Bei der Blauen Venus war es zum Beispiel so: In der Regel werden Kunstwerke von Menschen gestohlen. Diesmal wird ein Kunstwerk von einem Kunstwerk gestohlen. Also was braucht man dazu? Ein Museum, eine Ausstellung, zwei Künstler, von denen der eine Künstler ein Bild macht, das so dick ist, dass man ein anderes Bild darin verschwinden lassen kann. Der andere Künstler macht eine Skulptur, die in Wirklichkeit nur eine Maschine ist. Das ist schon mal eine gute Grundidee. Dann muss es noch eine Person geben, die das Bild kaufen wollte, es aber nicht bekam. Da die ganze Geschichte jetzt etwas kompliziert geworden ist, nimmt man noch etwas in der Handlung hinzu, dass die Sache wieder vereinfacht. Dieser Kunstsammler hat das technische Wissen über Roboter–Arme, denn die Skulptur soll, mit Roboter–Armen ausgestattet, das Bild stehlen. Warum hat er dieses Wissen? Weil er als Kind bei einem Unfall einen Arm verloren hat und deshalb schon immer sehr an Roboter–Armen interessiert war. Da er sehr intelligent ist, wurde er sehr reich durch seine Erfindungen und da er reich ist, sammelt er Kunst. Er will unbedingt dieses Kunstwerk besitzen, einen Monet, von einem Modell ohne Arme. Und warum hat das Modell keine Arme? Weil es die Arme aus dem Fenster hängt. So kommt eine Idee zur anderen.

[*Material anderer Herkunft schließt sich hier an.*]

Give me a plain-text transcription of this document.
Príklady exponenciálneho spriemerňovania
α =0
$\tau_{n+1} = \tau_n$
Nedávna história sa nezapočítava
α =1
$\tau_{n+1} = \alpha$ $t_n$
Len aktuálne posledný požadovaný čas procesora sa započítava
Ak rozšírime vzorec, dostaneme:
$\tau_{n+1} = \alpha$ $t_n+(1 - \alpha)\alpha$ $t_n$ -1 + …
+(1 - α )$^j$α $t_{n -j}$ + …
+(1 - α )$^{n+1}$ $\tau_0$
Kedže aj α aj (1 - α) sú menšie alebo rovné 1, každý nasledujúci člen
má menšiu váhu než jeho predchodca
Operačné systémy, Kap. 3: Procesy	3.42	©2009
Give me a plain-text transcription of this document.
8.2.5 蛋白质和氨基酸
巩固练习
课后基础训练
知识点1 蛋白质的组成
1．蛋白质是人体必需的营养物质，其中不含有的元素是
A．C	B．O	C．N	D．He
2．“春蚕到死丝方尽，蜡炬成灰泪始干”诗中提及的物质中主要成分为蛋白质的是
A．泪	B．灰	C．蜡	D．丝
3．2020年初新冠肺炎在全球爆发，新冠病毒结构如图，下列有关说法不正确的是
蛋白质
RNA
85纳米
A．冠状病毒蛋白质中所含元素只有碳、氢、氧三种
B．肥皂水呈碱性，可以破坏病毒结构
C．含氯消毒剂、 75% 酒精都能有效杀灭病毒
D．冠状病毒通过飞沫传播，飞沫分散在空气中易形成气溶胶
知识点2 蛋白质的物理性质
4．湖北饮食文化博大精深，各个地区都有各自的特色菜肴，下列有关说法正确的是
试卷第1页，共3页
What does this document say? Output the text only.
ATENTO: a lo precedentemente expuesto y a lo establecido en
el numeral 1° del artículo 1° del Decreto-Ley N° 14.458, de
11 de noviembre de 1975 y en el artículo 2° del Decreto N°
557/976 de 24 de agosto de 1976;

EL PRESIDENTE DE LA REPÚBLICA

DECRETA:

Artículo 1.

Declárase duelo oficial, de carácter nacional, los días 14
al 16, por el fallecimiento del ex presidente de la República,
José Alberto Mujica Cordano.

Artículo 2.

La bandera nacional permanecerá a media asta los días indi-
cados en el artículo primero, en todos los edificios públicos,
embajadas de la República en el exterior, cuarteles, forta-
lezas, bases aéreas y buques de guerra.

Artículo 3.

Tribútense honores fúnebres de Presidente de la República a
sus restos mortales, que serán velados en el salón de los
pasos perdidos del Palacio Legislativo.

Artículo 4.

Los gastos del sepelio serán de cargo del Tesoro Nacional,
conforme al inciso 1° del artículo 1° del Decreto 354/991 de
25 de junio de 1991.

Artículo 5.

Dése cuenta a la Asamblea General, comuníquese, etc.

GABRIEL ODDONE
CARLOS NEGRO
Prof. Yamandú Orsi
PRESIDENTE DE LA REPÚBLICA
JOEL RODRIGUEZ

PPM: Wie ist Ihre Arbeitsweise bei der Entstehung eines neuen Albums?
Kuijpers: Ich schreibe mir zunächst Plot der Geschichte auf. Allerdings lege ich nicht alle Details vorher genau fest. Bestimmte Dinge ergeben sich von selbst, wenn man sich eine ganze Woche mit einer Seite befasst. Für Hintergründe und Dekors mache ich jede Menge Fotos oder recherchiere in Zeitschriften und Büchern.

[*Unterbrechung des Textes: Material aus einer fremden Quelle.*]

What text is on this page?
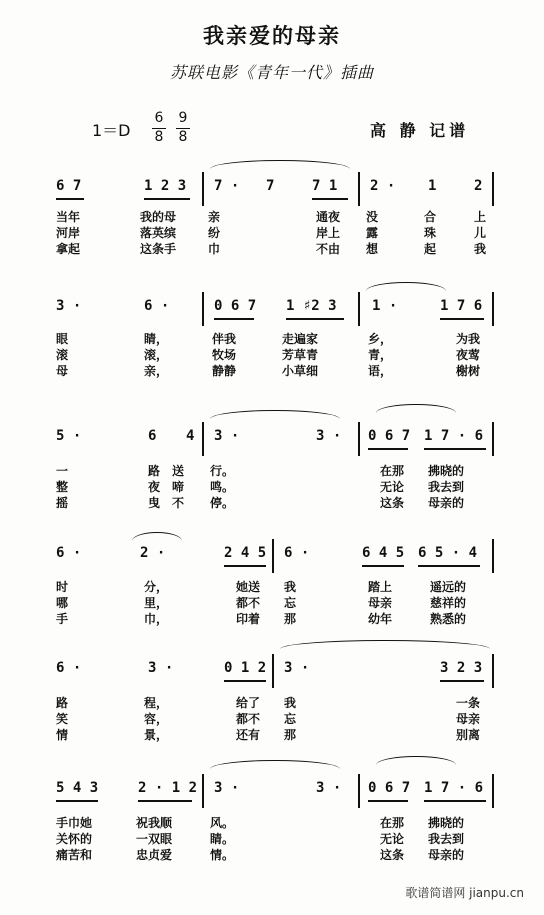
我亲爱的母亲
苏联电影《青年一代》插曲
1＝D
6
8
9
8	高 静 记谱
6 7	1 2 3 7 · 7	7 1 2 · 1	2
当年	我的母	亲	通夜 没	合	上
河岸	落英缤	纷	岸上 露	珠	儿
拿起	这条手	巾	不由 想	起	我
3 ·	6 ·	0 6 7 1 ♯2 3	1 ·	1 7 6
眼	睛，	伴我	走遍家	乡，	为我
滚	滚，	牧场	芳草青	青，	夜莺
母	亲，	静静	小草细	语，	榭树
5 ·	6 4 3 ·	3 · 0 6 7 1 7 · 6
一	路 送 行。	在那 拂晓的
整	夜 啼 鸣。	无论 我去到
摇	曳 不 停。	这条 母亲的
6 ·	2 ·	2 4 5 6 ·	6 4 5 6 5 · 4
时	分，	她送 我	踏上	遥远的
哪	里，	都不 忘	母亲	慈祥的
手	巾，	印着 那	幼年	熟悉的
6 ·	3 ·	0 1 2 3 ·	3 2 3
路	程，	给了 我	一条
笑	容，	都不 忘	母亲
情	景，	还有 那	别离
5 4 3	2 · 1 2 3 ·	3 · 0 6 7 1 7 · 6
手巾她	祝我顺	风。	在那 拂晓的
关怀的	一双眼	睛。	无论 我去到
痛苦和	忠贞爱	情。	这条 母亲的
歌谱简谱网 jianpu.cn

PPM: Und wie läuft die zeichnerische Seite ab?
Kuijpers: Zuerst kommt die Bleistiftzeichnung, anschließend arbeite ich mit Tusche und mache die Kolorierung mit Wasserfarben. Danach wird der Comic von der Koloristin Hanneke Bons nach der Vorlage digital koloriert.

PPM: Als Besonderheit in der Alben–Serie enthalten die Bände Circus Santekraam und Das Geheimnis der Sümpfe insgesamt fünf Kurzgeschichten. Wie sind diese Geschichten entstanden?
Kuijpers: Das ist ganz einfach. Wenn mich in der Anfangszeit jemand fragte, ob ich eine Kurzgeschichte mache, z.B. für Baberiba, dann habe ich das natürlich getan. Später wurden diese Geschichten in den beiden Alben zusammengefasst. Die Geschichte Das Geheimnis der Sümpfe ist im Sommer 1981 entstanden. Mein Sohn wurde kurz darauf geboren und die Geschichte sollte vorher fertig sein. Darum wurde es nur eine 22–Seiten–Geschichte. Ich habe hier auch sehr viel Nebel gezeichnet: Das war ganz bequem, da ich schnell arbeiten wollte. [lacht] Aber das habe ich nicht oft so gemacht.

PPM: ... außerdem gab es noch eine kurze Franka–Geschichte mit dem Titel Het Halssnoer, die später zu dem Album Mörderische Konkurrenz führte ...
Kuijpers: Das war für eine Agentur, die ein Berufswahlmagazin für Schüler herausgab. Dieses Blatt, es nannte sich Straks Studeren?, gab es achtmal im Jahr und in jeder Ausgabe sollte eine Seite erscheinen. Darum habe ich eine Franka–Geschichte mit acht Seiten gezeichnet. Das war die Grundlage für das Album Mörderische Konkurrenz. Allerdings sind bis dahin sieben Jahre vergangen, da ich zwischendurch die Alben 7 und 8 (Das Gebiss des Drachen) gemacht habe. Das meiste Material von Het Halssnoer wurde daher überarbeitet.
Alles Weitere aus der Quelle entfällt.